Aquela cronologia foi claramente delineada por dois economistas do Departamento de Europa do FMI, Ashoka Mody e Damiano Sandri. No texto publicado em novembro - "The European Crisis: How Banks and Sovereigns Came to the be Joined at the HIP" ("A Crise Europeia: como os bancos e os Estados soberanos se tornaram inseparáveis") - eles relacionam as várias etapas da crise financeira internacional à crise bancária e soberana da zona do euro com base em estudos econométricos.
O caso da Irlanda é emblemático. Em julho de 2007, quando os subprimes ainda não tinham contaminado o mundo, o bônus soberano irlandês com prazo de dez anos tinha spread negativo, abaixo da taxa paga pelo Tesouro alemão. Em março de 2008, atingira 30 pontos básicos. Em janeiro de 2009, a taxa irlandesa pulou para 300 pontos básicos, com a nacionalização do banco Anglo Irish. Em meados de setembro deste ano a taxa de risco do mesmo tipo de bônus da Irlanda acusou 650 pontos básicos, depois de ter atingido 1 mil pontos.

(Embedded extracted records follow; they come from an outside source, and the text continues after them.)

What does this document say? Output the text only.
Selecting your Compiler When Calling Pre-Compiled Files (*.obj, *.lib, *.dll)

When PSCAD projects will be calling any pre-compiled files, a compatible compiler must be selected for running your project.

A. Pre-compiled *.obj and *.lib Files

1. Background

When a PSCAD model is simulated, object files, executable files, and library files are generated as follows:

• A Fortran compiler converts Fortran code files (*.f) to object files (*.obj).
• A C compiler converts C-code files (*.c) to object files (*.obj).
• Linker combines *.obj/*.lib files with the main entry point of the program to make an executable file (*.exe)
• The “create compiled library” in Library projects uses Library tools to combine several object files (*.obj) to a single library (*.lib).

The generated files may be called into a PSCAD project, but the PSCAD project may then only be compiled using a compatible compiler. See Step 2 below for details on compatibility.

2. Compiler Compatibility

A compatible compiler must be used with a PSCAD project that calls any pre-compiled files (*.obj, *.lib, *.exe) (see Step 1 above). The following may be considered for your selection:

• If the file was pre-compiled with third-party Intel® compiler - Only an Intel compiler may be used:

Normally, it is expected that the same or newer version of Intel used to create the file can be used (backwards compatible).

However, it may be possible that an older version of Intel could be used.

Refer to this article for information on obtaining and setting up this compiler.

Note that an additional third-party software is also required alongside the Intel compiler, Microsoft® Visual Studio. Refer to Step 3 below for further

Na opinião de Mody e Sandri, a partir do resgate do Bear Stearns emergiu uma distinta dimensão europeia da crise bancária. Os spreads das dívidas soberanas passaram a responder cada vez mais à fragilidade dos seus próprios sistemas financeiros. Os problemas do Anglo Irish acenderam a luz no sentido de que também na Europa os bancos estavam vulneráveis. Não apenas o estresse do sistema financeiro influenciava no aumento do "spread" da dívida soberana, mas o crescimento desta passou a afetar o setor financeiro, em uma espécie de contaminação interdependente.
Mody e Sandri analisaram os determinantes de mudanças semanais nos spreads soberanos de janeiro de 2006 a maio de 2011, abrangendo Áustria, Bélgica, Holanda, Finlândia, França, Grécia, Irlanda, Itália, Portugal e Espanha.
A Alemanha ficou de fora porque o "german bund" funciona como benchmark para os demais bônus soberanos e é considerado "risk free". Pelo menos, tem sido assim até aqui.
A crise tomou outra dimensão envolvendo problemas fiscais e de competitividade. Os desajustes do setor público realimentam o processo que eleva os custos de endividamento dos bancos e gera perdas de capital com menor crescimento. "Com o espaço para a intervenção fiscal muito mais limitado, as economias da zona do euro chegaram a uma nova e mais estressante situação da qual não há retorno rápido", concluem os autores.
Maria Clara R. M. do Prado, jornalista, é sócia diretora da Cin - Comunicação Inteligente e autora do livro "A Real História do Real". Escreve mensalmente, às quintas-feiras.